Dalla Regola del maestro, cap. 4
Lo splendore della Gerusalemme del cielo
Temere il giorno del giudizio, aver paura dell’inferno, desiderare la vita eterna e la santa Gerusalemme, avere ogni giorno davanti agli occhi la morte come imminente. Sorvegliare in ogni momento la propria condotta, tener per certo che in qualsiasi luogo Dio ci vede. (…) Ascoltare volentieri le sante letture, prostrarsi con frequenza per la preghiera, confessare ogni giorno a Dio nell’orazione con lacrime e gemiti le colpe passate; di queste colpe emendarsi per l’avvenire.
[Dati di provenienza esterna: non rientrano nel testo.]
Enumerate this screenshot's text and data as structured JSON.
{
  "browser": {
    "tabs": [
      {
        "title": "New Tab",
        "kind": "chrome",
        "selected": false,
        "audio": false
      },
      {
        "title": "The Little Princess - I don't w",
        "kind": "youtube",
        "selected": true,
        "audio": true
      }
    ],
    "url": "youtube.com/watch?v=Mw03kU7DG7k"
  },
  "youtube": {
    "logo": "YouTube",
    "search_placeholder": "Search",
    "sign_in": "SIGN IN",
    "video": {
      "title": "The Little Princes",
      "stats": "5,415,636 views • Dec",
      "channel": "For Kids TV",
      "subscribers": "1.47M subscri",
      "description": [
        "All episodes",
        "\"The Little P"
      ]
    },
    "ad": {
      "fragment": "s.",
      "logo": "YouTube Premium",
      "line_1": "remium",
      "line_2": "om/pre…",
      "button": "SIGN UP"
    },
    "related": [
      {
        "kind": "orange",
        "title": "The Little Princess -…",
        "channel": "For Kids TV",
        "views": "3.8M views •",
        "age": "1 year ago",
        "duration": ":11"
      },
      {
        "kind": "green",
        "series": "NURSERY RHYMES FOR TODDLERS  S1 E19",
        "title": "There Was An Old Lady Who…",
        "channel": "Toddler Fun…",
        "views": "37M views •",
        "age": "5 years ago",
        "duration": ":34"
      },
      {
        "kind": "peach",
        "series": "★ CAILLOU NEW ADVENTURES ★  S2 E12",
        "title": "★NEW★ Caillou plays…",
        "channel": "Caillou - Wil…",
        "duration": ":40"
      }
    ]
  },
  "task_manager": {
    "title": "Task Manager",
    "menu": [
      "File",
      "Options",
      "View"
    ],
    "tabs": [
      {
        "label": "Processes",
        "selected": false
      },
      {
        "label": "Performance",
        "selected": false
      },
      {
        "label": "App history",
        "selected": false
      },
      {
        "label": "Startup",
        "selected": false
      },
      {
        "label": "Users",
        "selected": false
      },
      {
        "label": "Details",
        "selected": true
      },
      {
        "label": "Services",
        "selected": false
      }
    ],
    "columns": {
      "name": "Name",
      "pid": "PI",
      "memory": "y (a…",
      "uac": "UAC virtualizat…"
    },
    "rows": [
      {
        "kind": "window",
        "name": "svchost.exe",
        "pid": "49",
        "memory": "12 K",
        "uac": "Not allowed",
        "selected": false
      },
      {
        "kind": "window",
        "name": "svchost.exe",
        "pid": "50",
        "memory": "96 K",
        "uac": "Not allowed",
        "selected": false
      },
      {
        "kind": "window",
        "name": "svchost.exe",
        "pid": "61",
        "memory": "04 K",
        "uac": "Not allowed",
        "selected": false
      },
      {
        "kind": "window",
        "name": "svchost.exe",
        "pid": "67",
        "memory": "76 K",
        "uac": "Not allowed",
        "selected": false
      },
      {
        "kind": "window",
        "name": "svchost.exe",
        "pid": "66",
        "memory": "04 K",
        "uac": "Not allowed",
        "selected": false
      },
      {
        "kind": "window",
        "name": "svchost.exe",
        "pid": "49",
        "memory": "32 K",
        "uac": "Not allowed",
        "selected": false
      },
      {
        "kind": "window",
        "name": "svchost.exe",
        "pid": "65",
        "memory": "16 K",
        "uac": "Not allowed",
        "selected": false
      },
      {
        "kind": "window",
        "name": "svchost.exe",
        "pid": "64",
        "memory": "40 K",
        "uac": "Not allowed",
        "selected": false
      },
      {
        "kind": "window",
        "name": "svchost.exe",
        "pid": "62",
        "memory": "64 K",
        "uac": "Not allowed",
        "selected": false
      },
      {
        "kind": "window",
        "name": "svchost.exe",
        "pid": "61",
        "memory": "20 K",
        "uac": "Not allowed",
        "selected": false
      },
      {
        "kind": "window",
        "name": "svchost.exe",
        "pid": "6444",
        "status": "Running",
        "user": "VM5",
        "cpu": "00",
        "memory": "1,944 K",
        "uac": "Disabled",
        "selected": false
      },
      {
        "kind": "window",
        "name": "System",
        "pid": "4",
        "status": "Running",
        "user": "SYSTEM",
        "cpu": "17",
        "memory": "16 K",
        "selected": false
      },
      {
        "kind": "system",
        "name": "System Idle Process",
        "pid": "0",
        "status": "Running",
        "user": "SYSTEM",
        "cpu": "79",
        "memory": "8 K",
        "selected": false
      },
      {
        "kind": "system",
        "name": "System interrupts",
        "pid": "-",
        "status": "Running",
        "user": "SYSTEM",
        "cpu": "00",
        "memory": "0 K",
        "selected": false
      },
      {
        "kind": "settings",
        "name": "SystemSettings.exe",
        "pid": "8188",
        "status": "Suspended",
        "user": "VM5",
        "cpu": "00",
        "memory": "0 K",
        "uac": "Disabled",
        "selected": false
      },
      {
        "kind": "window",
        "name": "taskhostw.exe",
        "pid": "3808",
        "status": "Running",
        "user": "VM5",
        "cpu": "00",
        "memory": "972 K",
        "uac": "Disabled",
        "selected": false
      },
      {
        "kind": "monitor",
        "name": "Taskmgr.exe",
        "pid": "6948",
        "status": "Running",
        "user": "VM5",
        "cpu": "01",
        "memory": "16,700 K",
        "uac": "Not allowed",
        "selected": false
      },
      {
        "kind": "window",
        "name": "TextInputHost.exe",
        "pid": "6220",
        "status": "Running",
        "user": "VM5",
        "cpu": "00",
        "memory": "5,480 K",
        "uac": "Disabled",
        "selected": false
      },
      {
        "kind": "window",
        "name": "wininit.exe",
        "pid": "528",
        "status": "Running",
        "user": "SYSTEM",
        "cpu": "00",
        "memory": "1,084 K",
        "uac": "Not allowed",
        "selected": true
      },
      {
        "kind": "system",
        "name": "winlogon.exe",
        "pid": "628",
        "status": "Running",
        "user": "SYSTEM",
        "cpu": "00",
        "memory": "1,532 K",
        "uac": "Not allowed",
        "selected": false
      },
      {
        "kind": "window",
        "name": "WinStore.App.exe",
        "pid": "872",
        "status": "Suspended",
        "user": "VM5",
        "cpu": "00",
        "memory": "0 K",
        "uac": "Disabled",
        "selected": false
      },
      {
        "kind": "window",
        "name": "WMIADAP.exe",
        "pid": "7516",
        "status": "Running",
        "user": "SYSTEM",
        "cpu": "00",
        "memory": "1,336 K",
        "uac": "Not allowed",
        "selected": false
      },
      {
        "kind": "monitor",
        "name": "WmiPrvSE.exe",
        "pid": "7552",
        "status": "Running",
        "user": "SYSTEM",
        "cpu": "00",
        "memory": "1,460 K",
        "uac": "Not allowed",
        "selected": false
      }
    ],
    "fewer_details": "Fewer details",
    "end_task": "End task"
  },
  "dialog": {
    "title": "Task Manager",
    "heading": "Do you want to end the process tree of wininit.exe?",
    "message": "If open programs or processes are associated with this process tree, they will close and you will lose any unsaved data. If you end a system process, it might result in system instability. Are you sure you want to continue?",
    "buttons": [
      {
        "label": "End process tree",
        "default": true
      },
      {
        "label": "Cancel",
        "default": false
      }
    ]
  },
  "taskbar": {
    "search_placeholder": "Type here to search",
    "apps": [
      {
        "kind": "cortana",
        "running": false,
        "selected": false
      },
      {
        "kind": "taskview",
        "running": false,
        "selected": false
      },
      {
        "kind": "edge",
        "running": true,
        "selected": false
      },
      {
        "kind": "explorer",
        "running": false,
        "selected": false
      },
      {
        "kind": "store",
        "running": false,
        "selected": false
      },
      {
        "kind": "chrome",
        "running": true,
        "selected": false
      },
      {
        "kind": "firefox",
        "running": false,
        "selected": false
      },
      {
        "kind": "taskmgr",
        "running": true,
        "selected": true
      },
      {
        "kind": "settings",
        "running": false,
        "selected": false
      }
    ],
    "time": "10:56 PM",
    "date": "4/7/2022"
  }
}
(…) E non disperare mai di Dio. Ecco, questa è l’arte santa che abbiamo da esercitare con strumenti spirituali. Giorno e notte senza tregua dovremo dedicarci a questa santa arte, e ciascuno nel giorno del giudizio dovrà presentare al padrone nostro Iddio il lavoro delle proprie azioni: allora, quando quest’arte santa che ha la sua origine nel volere di Dio, sia stata da noi praticata pienamente e ne sia consegnato il prodotto al divino padrone nel giorno del giudizio, senza difetto alcuno, ci viene pagata dal Signore quella mercede che egli nella sua fedeltà ci promette. Mercede che è preparata per i santi, per coloro che temono Dio e adempiono coi loro atti i precetti di cui abbiamo parlato; e che consisterà nell’abitare in eterno «una terra sette volte più fulgida dell’argento», dalla cui volta celeste non splenderà nella sua luce questo nostro sole o la luna o le stelle, ma vi brillerà l’eterna maestà di Dio. Nel fulgore di questa terra ci «sono preparati fiumi di latte e di miele, di vino e di olio, fluenti» in eterno. Sulle loro rive «frutti variopinti e diversi di diversi alberi che maturano dodici volte l’anno», non per cultura d’uomo, ma per divina «munificenza» (Visio Pauli 2.1-23); non la fame li rende piacevoli a mangiarsi, né il bisogno li fa desiderare per nutrirsene, ma quando gli occhi dei beati «si saziano» solo a vederli, «ciascuno per di più sente» in bocca «il sapore che gli è gradito». «Ivi risuonano continuamente», posti sulle rive di quei fiumi, «strumenti musicali, che accompagnano gli inni, cantati a lode del re da arcangeli ed angeli» (Passio Sebastiani 13), mentre i beati cantano insieme con loro. Gli orecchi dei beati godono talmente della dolcezza di tali voci, che il loro spirito canoro ancor più si compiace di esultare, per il gran diletto che la melodia del canto produce; mentre nel duplice fulgore del cielo e della terra che divinamente irraggia, immersa in questo splendore di luce che dalla terra emana, Gerusalemme la città santa, ornata d’oro e di pietre preziose, brilla nel corrusco scintillio delle sue molte gemme (cf. Apoc. 21,10.18-21; Tob. 13,21-22; Visio Pauli 29). Le sue mura e le sue porte, le piazze e le vie, con soave armonia di melodiosi accenti, risuonano in perpetuo del canto della letizia: alleluia. In tale esultanza i beati, fulgenti nel loro celeste aspetto, godranno di sentirsi liberati dalla perdizione del mondo e di aver meritato da Dio per sempre queste celesti ricchezze.